During one of our last conversations, I had changed my mind about wanting to speak in front of hundreds of people at [the upcoming family] wedding (ironic given where I stand today). We had a funny idea about me jumping in the middle of your toast and giving my own advice… about marrying a Blackman. I was trying to back out at the last minute, “Never mind, Sam. I don’t think I can do it. You go ahead,” I said. You turned to me, with your big grin and told me, “You can do it, baby. You’ll be great!”

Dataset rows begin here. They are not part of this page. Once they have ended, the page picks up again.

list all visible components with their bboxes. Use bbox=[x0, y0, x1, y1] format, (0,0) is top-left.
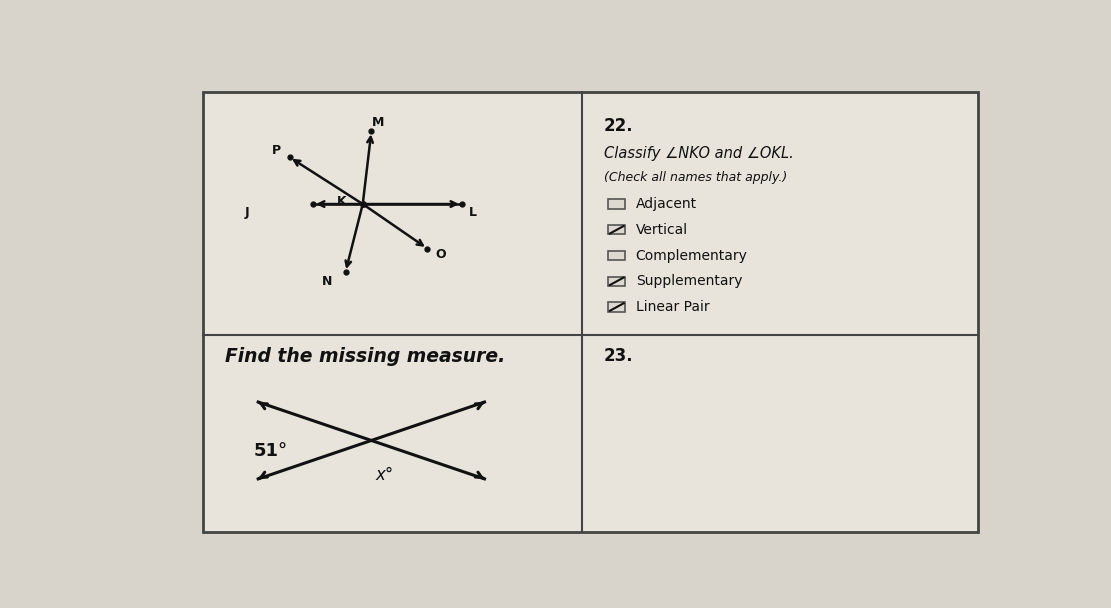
Text: L: L bbox=[469, 206, 477, 219]
Text: O: O bbox=[434, 248, 446, 261]
Bar bbox=[608, 277, 625, 286]
Text: K: K bbox=[337, 195, 346, 208]
Text: Linear Pair: Linear Pair bbox=[635, 300, 709, 314]
Text: Vertical: Vertical bbox=[635, 223, 688, 237]
Text: Find the missing measure.: Find the missing measure. bbox=[224, 347, 506, 366]
Bar bbox=[608, 199, 625, 209]
Text: J: J bbox=[244, 206, 249, 219]
Text: 51°: 51° bbox=[254, 442, 288, 460]
Text: M: M bbox=[372, 116, 384, 129]
Bar bbox=[608, 251, 625, 260]
Text: (Check all names that apply.): (Check all names that apply.) bbox=[604, 171, 787, 184]
Text: P: P bbox=[272, 143, 281, 157]
Bar bbox=[608, 225, 625, 235]
Text: Supplementary: Supplementary bbox=[635, 274, 742, 288]
Text: Classify ∠NKO and ∠OKL.: Classify ∠NKO and ∠OKL. bbox=[604, 145, 793, 161]
Text: 22.: 22. bbox=[604, 117, 633, 136]
Text: 23.: 23. bbox=[604, 347, 633, 365]
Text: x°: x° bbox=[376, 466, 393, 484]
Text: Adjacent: Adjacent bbox=[635, 197, 697, 211]
Text: Complementary: Complementary bbox=[635, 249, 748, 263]
Text: N: N bbox=[321, 275, 332, 288]
Bar bbox=[608, 302, 625, 312]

So now, as I lie awake in the middle of the night and the weight of your absence bears down on me and I think, “How can I do this? How do I go on without you?” I try and remember your words, “You can do it, baby. You’ll be great.” I wish like hell that I didn’t have to do it without you, Sam, but I will do my best. I promise to read every day, take our Sunday family walk, ride public transit, throw the frisbee at the park, and cook oatmeal. Your voice will always guide me as I parent Abe and Solly; I will honor all of the ways you wanted to raise them and prepare them for their own life journey. I won’t always make the choice you would want and I’m going to make so many mistakes, but I will live the best way I know how. I am certain that all of us who love you and believed in your dreams, will carry the torch that you’ve passed to us. Your whole existence was a call to action and your death adds an exclamation point.

I love you, Sam. I hope someday we’ll meet again.